Two fallacies from people who "don't want to debate".

Argument from personal experience

I see this as a tricky one, because I don't see this being used a lot in debates. Though I could be wrong. In fact many people who use this aren't trying to debate at all, knowing it's problematic in a debate setting.

Still though it's quite popular among the more devoted Christians. The more charismatic people tend to use this. They know Christianity is true because they've been filled with the Holy Spirit. People raise their hands and close their eyes while singing praise songs as a way to feel closer to God.

I've seen William Lane Craig say, "I know it to be true in my heart", but in an interview not a debate setting.

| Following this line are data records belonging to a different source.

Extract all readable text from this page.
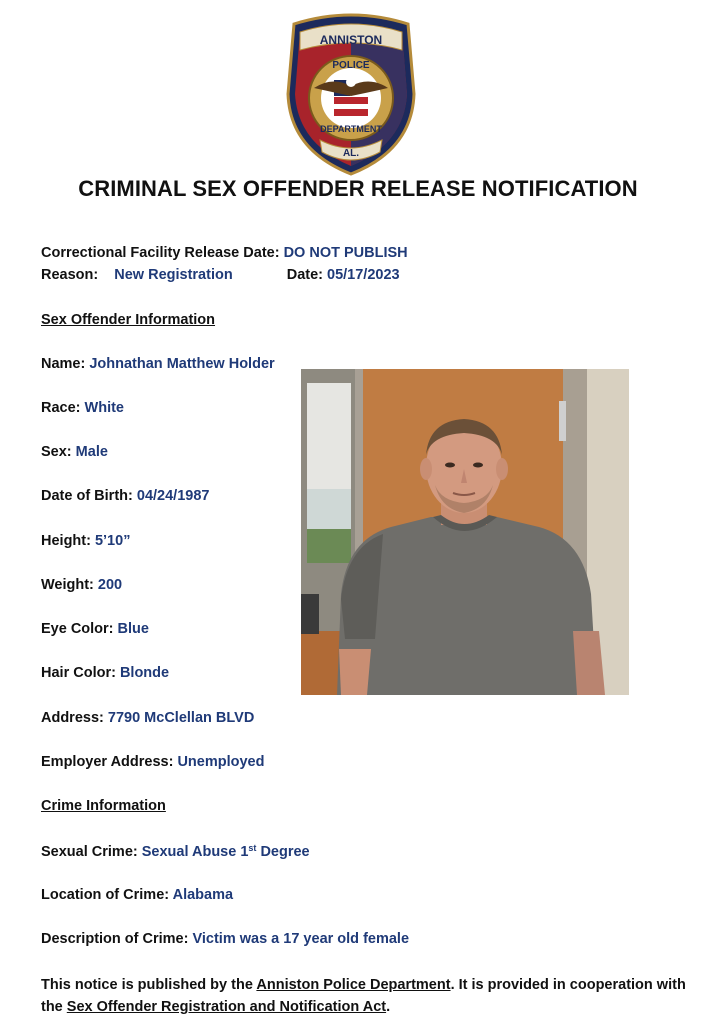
ANNISTON
POLICE
DEPARTMENT
AL.
CRIMINAL SEX OFFENDER RELEASE NOTIFICATION
Correctional Facility Release Date: DO NOT PUBLISH
Reason: New Registration	Date: 05/17/2023
Sex Offender Information
Name: Johnathan Matthew Holder
Race: White
Sex: Male
Date of Birth: 04/24/1987
Height: 5’10”
Weight: 200
Eye Color: Blue
Hair Color: Blonde
Address: 7790 McClellan BLVD
Employer Address: Unemployed
Crime Information
Sexual Crime: Sexual Abuse 1st Degree
Location of Crime: Alabama
Description of Crime: Victim was a 17 year old female
This notice is published by the Anniston Police Department. It is provided in cooperation with the Sex Offender Registration and Notification Act.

The opportunity for debate opens when they try to use it in their proselytizing. My mom is trying to use this on me. And she's a little more extreme on this too. One of her many "personal experiences" includes her testimony of salvation. She claims that when she got saved, her consciencousness was transported to the foot of the cross. A big problem with personal experience being that this is not the same experience others have.

I'm finding it hard to argue without offending her. It is her personal experience. Who am I to question that? I mean I can, I've been reading up on this quite a bit and still trying to figure a way to talk to her about it without offending.

Pascal's Wager

I see this as the thread that many other theists are using. Sort of at the other end from the one above. Yet, I don't see these people as actively seeking debates either. They're hanging on to theism because they just don't want to take that chance. What if Hell is real? What if the Bible is true? What harm is there in calling yourself a Christian? If you die and it's oblivion, then what's the loss?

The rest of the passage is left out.